A study in Tanzania found almost 90pc of households given off-grid electricity want to be hooked up to the national grid to receive fossil fuel access. The first rigorous test published on the impact of solar panels on the lives of poor people found they got a little bit more electricity - the ability to power a lamp during the day - but no measurable impact on their lives: they did not increase savings or spending, did not work more or start more businesses, and their children did not study more.

Solar panels and wind turbines are useless at tackling one of the main energy problems of the world’s poor. Nearly 2.5 billion people continue to suffer from indoor air pollution, burning dirty fuels like wood and dung to cook and keep warm. Solar panels do not solve that problem because they are too weak to power clean stoves and heaters.

In contrast, grid electrification - which nearly everywhere means mostly fossil fuels - has significant positive impacts on household income, expenditure, and education. A study in Bangladesh showed that electrified households experienced a 21pc average jump in income and a 1.5pc reduction in poverty every year.

The biggest swindle is that rich world leaders have somehow portrayed themselves as green evangelists. At the same time, more than three-quarters of their enormous primary energy production comes from fossil fuels, according to the International Energy Agency (IEA). Less than 12pc of their energy comes from renewables, mostly wood and hydro. Just 2.4pc is solar and wind.

Compare this to Africa, the most renewable continent in the world, with half of its energy produced by renewables.
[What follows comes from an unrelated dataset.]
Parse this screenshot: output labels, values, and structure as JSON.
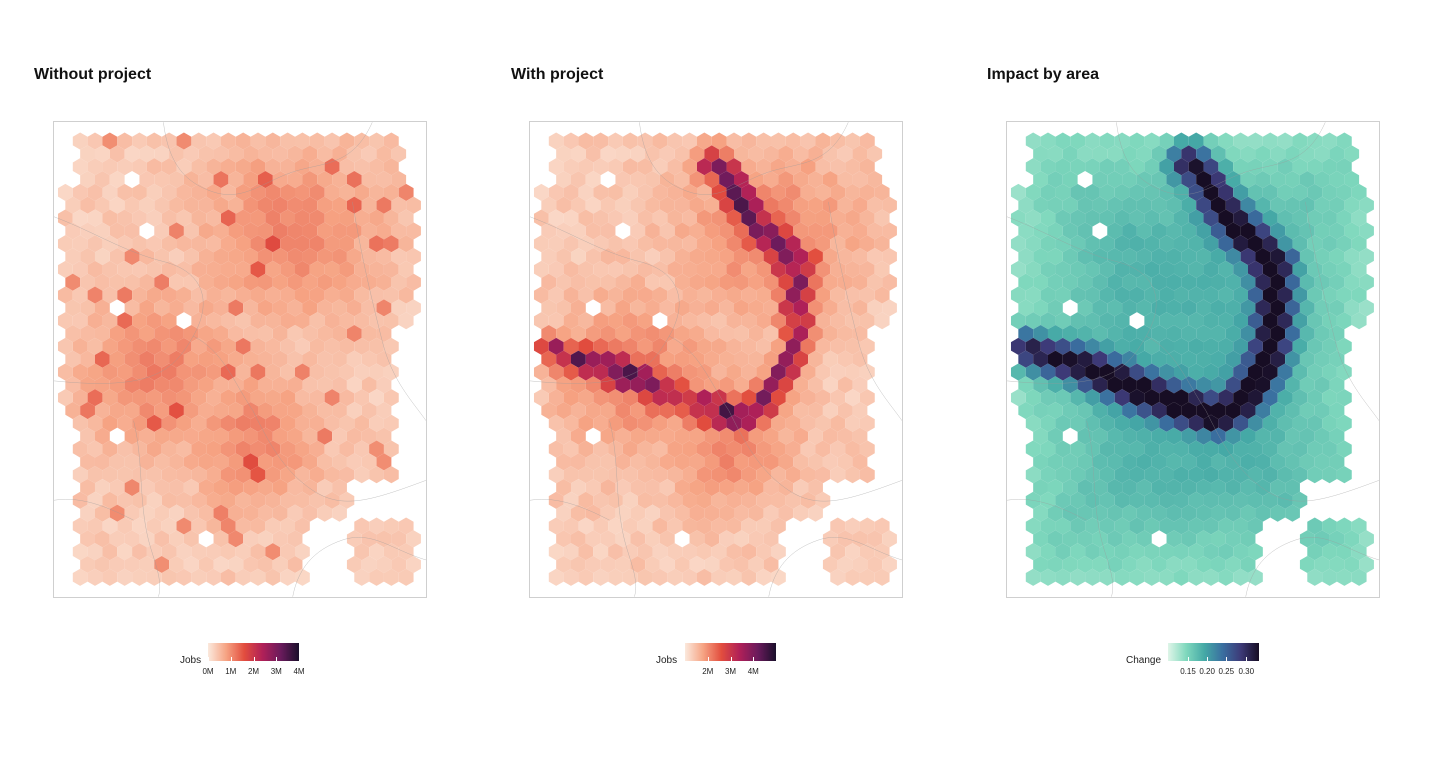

But these renewables are almost entirely wood, straws, and dung, which is a testament to how little energy the continent has access to. Despite all the hype, the continent gets 0.3pc of its energy from solar and wind.

To solve global warming, rich countries must invest much more in research and development on better green technologies, from fusion, fission and second-generation biofuels to solar and wind with massive batteries. The crucial insight is to innovate their actual cost down below fossil fuels. That way, everyone will eventually switch. But telling the world’s poor to live with unreliable, expensive, weak power is an insult.
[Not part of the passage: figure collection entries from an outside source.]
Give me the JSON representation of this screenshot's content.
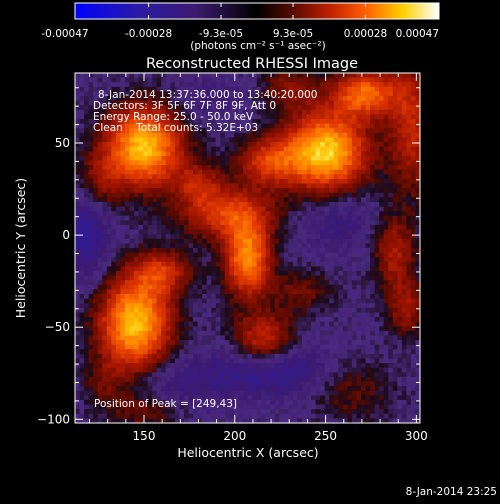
{
  "colorbar": {
    "tick_labels": [
      "-0.00047",
      "-0.00028",
      "-9.3e-05",
      "9.3e-05",
      "0.00028",
      "0.00047"
    ],
    "tick_values": [
      -0.00047,
      -0.00028,
      -9.3e-05,
      9.3e-05,
      0.00028,
      0.00047
    ],
    "units_label": "(photons cm⁻² s⁻¹ asec⁻²)",
    "colors": [
      "#0000ff",
      "#2a1aa8",
      "#3c1a6e",
      "#000000",
      "#5a0a00",
      "#c02000",
      "#ff6000",
      "#ffd000",
      "#ffffff"
    ]
  },
  "chart_data": {
    "type": "heatmap",
    "title": "Reconstructed RHESSI Image",
    "xlabel": "Heliocentric X (arcsec)",
    "ylabel": "Heliocentric Y (arcsec)",
    "xlim": [
      112,
      302
    ],
    "ylim": [
      -102,
      88
    ],
    "xticks": [
      150,
      200,
      250,
      300
    ],
    "xtick_labels": [
      "150",
      "200",
      "250",
      "300"
    ],
    "yticks": [
      -100,
      -50,
      0,
      50
    ],
    "ytick_labels": [
      "−100",
      "−50",
      "0",
      "50"
    ],
    "annotations": [
      "8-Jan-2014 13:37:36.000 to 13:40:20.000",
      "Detectors: 3F 5F 6F 7F 8F 9F, Att 0",
      "Energy Range: 25.0 - 50.0 keV",
      "Clean    Total counts: 5.32E+03"
    ],
    "peak_label": "Position of Peak = [249,43]",
    "peak": [
      249,
      43
    ],
    "sources": [
      {
        "x": 150,
        "y": 48,
        "sx": 15,
        "sy": 15,
        "amp": 0.95
      },
      {
        "x": 250,
        "y": 45,
        "sx": 16,
        "sy": 15,
        "amp": 1.0
      },
      {
        "x": 272,
        "y": 77,
        "sx": 13,
        "sy": 9,
        "amp": 0.7
      },
      {
        "x": 298,
        "y": 58,
        "sx": 9,
        "sy": 25,
        "amp": 0.45
      },
      {
        "x": 145,
        "y": -48,
        "sx": 14,
        "sy": 18,
        "amp": 0.95
      },
      {
        "x": 160,
        "y": -20,
        "sx": 11,
        "sy": 8,
        "amp": 0.45
      },
      {
        "x": 196,
        "y": 12,
        "sx": 18,
        "sy": 10,
        "amp": 0.55
      },
      {
        "x": 207,
        "y": -13,
        "sx": 9,
        "sy": 14,
        "amp": 0.8
      },
      {
        "x": 218,
        "y": 40,
        "sx": 12,
        "sy": 9,
        "amp": 0.5
      },
      {
        "x": 216,
        "y": -58,
        "sx": 12,
        "sy": 11,
        "amp": 0.55
      },
      {
        "x": 237,
        "y": -30,
        "sx": 12,
        "sy": 8,
        "amp": 0.25
      },
      {
        "x": 180,
        "y": 28,
        "sx": 9,
        "sy": 8,
        "amp": 0.35
      },
      {
        "x": 124,
        "y": 28,
        "sx": 10,
        "sy": 12,
        "amp": 0.35
      },
      {
        "x": 128,
        "y": -80,
        "sx": 8,
        "sy": 8,
        "amp": 0.2
      },
      {
        "x": 288,
        "y": -10,
        "sx": 8,
        "sy": 14,
        "amp": 0.4
      },
      {
        "x": 295,
        "y": -40,
        "sx": 8,
        "sy": 10,
        "amp": 0.35
      },
      {
        "x": 265,
        "y": -85,
        "sx": 16,
        "sy": 12,
        "amp": 0.2
      },
      {
        "x": 150,
        "y": -95,
        "sx": 15,
        "sy": 6,
        "amp": 0.25
      },
      {
        "x": 230,
        "y": 80,
        "sx": 10,
        "sy": 8,
        "amp": 0.3
      }
    ],
    "negatives": [
      {
        "x": 118,
        "y": 5,
        "sx": 10,
        "sy": 20,
        "amp": 0.35
      },
      {
        "x": 220,
        "y": -72,
        "sx": 20,
        "sy": 10,
        "amp": 0.4
      },
      {
        "x": 255,
        "y": 8,
        "sx": 14,
        "sy": 12,
        "amp": 0.2
      },
      {
        "x": 170,
        "y": -80,
        "sx": 18,
        "sy": 10,
        "amp": 0.2
      },
      {
        "x": 185,
        "y": 75,
        "sx": 12,
        "sy": 8,
        "amp": 0.15
      }
    ],
    "background": -0.12
  },
  "footer": {
    "timestamp": "8-Jan-2014 23:25"
  }
}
There is already pushback from the world’s developing countries, which see the hypocrisy for what it is: Egypt’s Finance Minister recently said that poor countries must not be “punished” and warned that climate policy should not add to their suffering. That warning needs to be listened to.

Europe is scouring the world for more fossil fuels because the continent needs them for its growth and prosperity. That same opportunity should not be withheld from the world’s poorest.



PUBLISHED ON Nov 12,2022 [ VOL 23 , NO 1176]



Bjorn Lomborg is President of the Copenhagen Consensus and Visiting Fellow at Stanford University's Hoover Institution. His new book is "Best Things First", which The Economist named one of the best books of 2023.